Murkowski recently said she planned to rank U.S. Rep. Mary Peltola, a Democrat, first in the race for Alaska's only House seat, a decision criticized by Tshibaka.
Peltola won an August special election for the seat that was held for 49 years by Republican Rep. Don Young, who died in March. Peltola, who served in the state Legislature with Murkowski, said she planned to rank Murkowski first on her ballot, too.
The wide-ranging debate touched on topics including the Arctic, the nation's COVID-19 pandemic response and protecting youth from gun violence.
Murkowski defended bipartisan legislation passed earlier this year that she said helps address school security and mental health resources. The measure also “ensures that we are still able to provide for our Second Amendment protections while making sure that those who should not be possessing guns do not have them," she said.
Under the bill, there will be money to help states enforce so-called red flag laws that help authorities temporarily take guns from people considered threatening and for other states’ violence prevention programs. Murkowski's office, when the bill passed, labeled as a myth any suggestion that the measure “forces states” that don’t have red flag laws to adopt them.

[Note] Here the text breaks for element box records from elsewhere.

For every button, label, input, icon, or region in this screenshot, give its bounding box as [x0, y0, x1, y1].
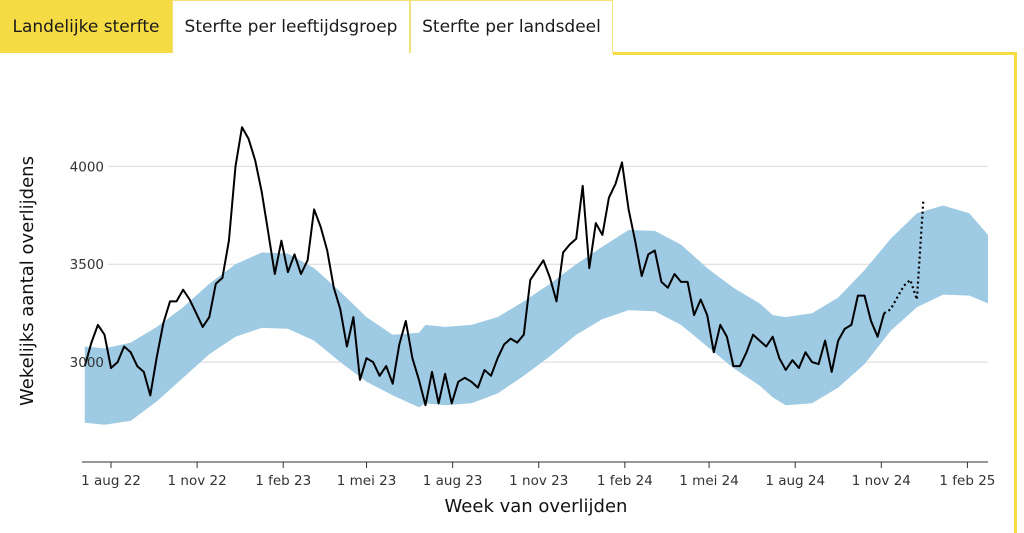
- x-tick-label: 1 nov 22: [168, 473, 227, 489]
- x-tick-label: 1 mei 23: [337, 473, 397, 489]
- series-lines: [83, 126, 925, 407]
- x-tick-label: 1 nov 23: [509, 473, 568, 489]
- y-tick-label: 4000: [70, 159, 104, 175]
- y-axis-ticks: 3000 3500 4000: [70, 159, 104, 371]
- x-tick-label: 1 nov 24: [852, 473, 911, 489]
- tab-landelijke-sterfte[interactable]: Landelijke sterfte: [0, 0, 172, 53]
- x-tick-label: 1 aug 22: [81, 473, 141, 489]
- y-tick-label: 3000: [70, 355, 104, 371]
- tab-sterfte-per-leeftijdsgroep[interactable]: Sterfte per leeftijdsgroep: [172, 0, 410, 53]
- y-axis-title: Wekelijks aantal overlijdens: [17, 156, 38, 406]
- panel-border-right: [1014, 52, 1017, 533]
- x-axis-title: Week van overlijden: [445, 496, 628, 517]
- x-tick-label: 1 mei 24: [679, 473, 739, 489]
- observed-mortality-line: [83, 126, 886, 407]
- tab-bar: Landelijke sterfte Sterfte per leeftijds…: [0, 0, 1024, 54]
- x-axis-ticks: 1 aug 22 1 nov 22 1 feb 23 1 mei 23 1 aug 23…: [81, 462, 995, 489]
- x-tick-label: 1 aug 23: [423, 473, 483, 489]
- tab-sterfte-per-landsdeel[interactable]: Sterfte per landsdeel: [410, 0, 613, 53]
- expected-mortality-band: [84, 205, 989, 425]
- y-tick-label: 3500: [70, 257, 104, 273]
- x-tick-label: 1 feb 24: [597, 473, 653, 489]
- panel-border-top: [613, 52, 1017, 55]
- x-tick-label: 1 feb 25: [939, 473, 995, 489]
- x-tick-label: 1 feb 23: [255, 473, 311, 489]
- x-tick-label: 1 aug 24: [765, 473, 825, 489]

Tshibaka’s campaign has said red flag laws “can be abused.” And she said Thursday that she would not have voted for the measure she called “extreme." She said she would like to see more funding for school and mental health counselors.
Chesbro, a former educator, suggested looking at ways to ensure gun owners have their guns locked up.
Chesbro asked Murkowski during the debate how she would change her approach to confirming U.S. Supreme Court justices, noting that Murkowski had voted to confirm justices who earlier this year overturned Roe v. Wade. Murkowski, after a draft of the opinion was leaked, said her “confidence in the court has been rocked.”
Murkowski has expressed support for Roe and abortion rights with limits.
Murkowski called the confirmation process “broken. We are not evaluating nominees based on their competence, their qualifications, their temperament, their independence. We are evaluating them based on what president appointed them."
She said she takes the evaluation process seriously. “We have got to get back to actually evaluating the criteria, the qualifications, of these nominees,” Murkowski said.
Chesbro, who supports abortion rights, said the “Supreme Court of the land should be the most fair, the most dependable court in the land.” She said she's worried the court is “unbalanced."
Tshibaka said she will support “constitutionalist nominees for the Supreme Court, regardless of which president appoints them. I think that the process is fine.”